If you’ve ever spoken to us at Harbor Lights – or to just about any other mental health professional, for that matter – you’ve likely heard us talk about routine and structure. That’s because routine is central to our mental health, especially when dealing with grief. When we are grieving, structure has a powerful ability to help with the healing process: predictability, social interaction, the prioritizing of self-care, and regulated sleeping/eating are all central to grounding us in our reality and create stability at a time that feels out of control.
For kids who are learning about their surroundings and how ‘to be’ in the world, routine and structure also provide a sense of safety. They’re able to make sense of the world through their beliefs about how it works, which are based on previous experiences. This security comes from a range of expectations: everything from ‘I wake up at 6:15 so that I can brush my teeth, get dressed, and eat breakfast before the bus comes at 7:15’ to ‘If I need help, my mom, my teachers, and my friends will be there for me, because they have been in the past.’

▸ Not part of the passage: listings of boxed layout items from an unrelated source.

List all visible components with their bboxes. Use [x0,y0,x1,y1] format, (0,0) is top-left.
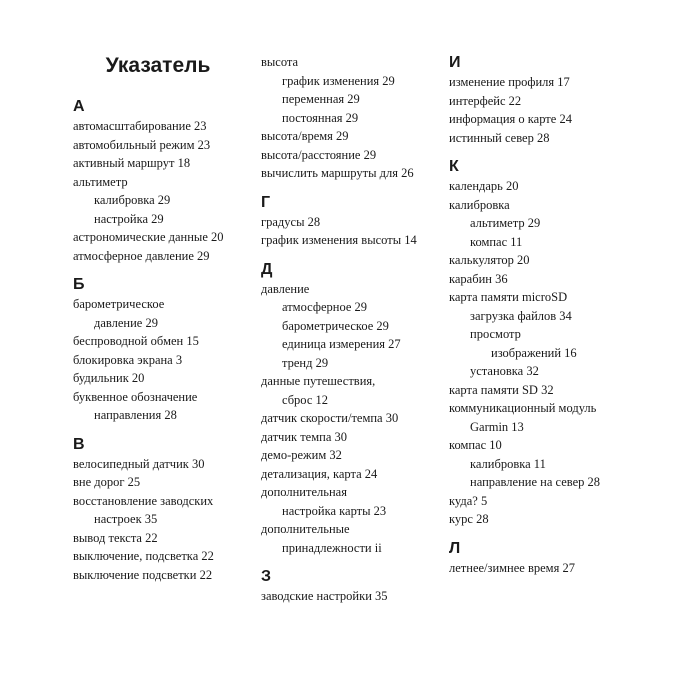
index-section [449,53,649,147]
index-subentry: атмосферное 29 [282,300,368,314]
index-subentry: загрузка файлов 34 [470,308,572,323]
index-entry: изменение профиля 17 [449,75,570,89]
index-entry: датчик темпа 30 [261,429,348,444]
section-letter: Г [261,193,271,211]
index-entry: датчик скорости/темпа 30 [261,411,399,425]
index-subentry: направления 28 [94,408,177,422]
index-subentry: переменная 29 [282,92,360,106]
index-subentry: направление на север 28 [470,475,600,489]
index-section [261,260,446,558]
index-column-3 [449,53,649,577]
index-entry: калибровка [449,197,510,212]
index-entry: автомасштабирование 23 [73,119,207,133]
section-letter: Б [73,276,85,293]
index-section [449,539,649,578]
index-entry: данные путешествия, [261,374,376,388]
index-entry: интерфейс 22 [449,93,522,108]
index-entry: демо-режим 32 [261,448,342,462]
index-entry: дополнительная [261,485,347,499]
index-entry: велосипедный датчик 30 [73,456,205,471]
index-entry: выключение, подсветка 22 [73,549,214,563]
section-letter: З [261,568,272,585]
index-entry: высота/расстояние 29 [261,147,377,162]
index-subentry: постоянная 29 [282,110,359,125]
index-subentry: принадлежности ii [282,540,382,555]
index-subentry: изображений 16 [491,345,577,360]
section-letter: Л [449,539,461,557]
index-subentry: установка 32 [470,364,539,378]
index-subentry: Garmin 13 [470,419,524,434]
index-entry: блокировка экрана 3 [73,352,183,367]
index-entry: карта памяти microSD [449,290,568,304]
index-column-2 [261,53,446,606]
index-entry: высота [261,55,299,69]
index-entry: беспроводной обмен 15 [73,334,199,348]
index-entry: куда? 5 [449,493,488,508]
index-entry: курс 28 [449,512,489,526]
index-entry: истинный север 28 [449,130,550,145]
index-entry: высота/время 29 [261,129,349,143]
index-entry: дополнительные [261,522,350,536]
index-entry: альтиметр [73,174,128,189]
index-entry: вычислить маршруты для 26 [261,166,414,180]
index-entry: карабин 36 [449,271,508,286]
index-entry: календарь 20 [449,179,519,193]
index-entry: карта памяти SD 32 [449,382,554,397]
index-entry: летнее/зимнее время 27 [449,560,575,575]
index-entry: калькулятор 20 [449,253,530,267]
index-entry: восстановление заводских [73,493,214,508]
index-section [449,157,649,529]
page-title: Указатель [105,54,211,77]
index-subentry: единица измерения 27 [282,337,401,351]
index-entry: автомобильный режим 23 [73,137,211,152]
index-subentry: настройка 29 [94,211,164,226]
index-column-1 [73,97,253,584]
index-entry: барометрическое [73,297,165,311]
index-entry: коммуникационный модуль [449,401,597,415]
index-subentry: альтиметр 29 [470,216,541,230]
index-entry: выключение подсветки 22 [73,567,213,582]
index-section [73,435,253,585]
index-entry: активный маршрут 18 [73,156,191,170]
index-subentry: график изменения 29 [282,73,395,88]
section-letter: А [73,98,85,115]
index-section [73,97,253,265]
index-subentry: калибровка 29 [94,193,171,207]
section-letter: В [73,435,85,453]
section-letter: Д [261,260,273,278]
index-entry: детализация, карта 24 [261,466,378,481]
index-section [261,567,446,606]
index-section [261,193,446,250]
section-letter: К [449,158,459,175]
index-entry: вывод текста 22 [73,530,158,545]
index-entry: вне дорог 25 [73,475,141,489]
index-entry: давление [261,281,310,296]
index-subentry: тренд 29 [282,355,329,370]
index-section [261,53,446,183]
index-entry: информация о карте 24 [449,112,572,126]
index-subentry: компас 11 [470,234,523,249]
index-entry: буквенное обозначение [73,389,198,404]
index-subentry: настройка карты 23 [282,503,387,518]
index-subentry: просмотр [470,327,521,341]
index-entry: атмосферное давление 29 [73,248,210,263]
index-subentry: барометрическое 29 [282,318,389,333]
index-entry: астрономические данные 20 [73,230,224,244]
index-entry: будильник 20 [73,371,145,385]
index-entry: заводские настройки 35 [261,589,388,603]
index-entry: градусы 28 [261,214,321,229]
section-letter: И [449,54,461,71]
index-subentry: сброс 12 [282,392,329,407]
index-subentry: давление 29 [94,315,158,330]
index-entry: компас 10 [449,438,502,452]
index-section [73,275,253,425]
index-subentry: настроек 35 [94,512,158,526]
index-entry: график изменения высоты 14 [261,233,417,247]
index-subentry: калибровка 11 [470,456,546,471]
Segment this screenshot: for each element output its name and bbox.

While structure and a sense of safety are crucial aspects of healing, they are often also some of the first things to go after a loss: kids don’t go to school and participate in their usual activities, homework may be optional, and rules at home become more relaxed. We tell parents all the time to fight that feeling that everything is out of control, and instead to prioritize structure. That will help parents and children alike to ‘navigate the storm.’
What does life look like now that normalcy has been lost? Frankly, it looks a lot like grief. Therefore, just as with other losses, routine and structure need to be priorities. Though creating structure is hard to do under normal circumstances, and might seem especially challenging during the pandemic, it’s crucial in helping our kids to heal and thrive.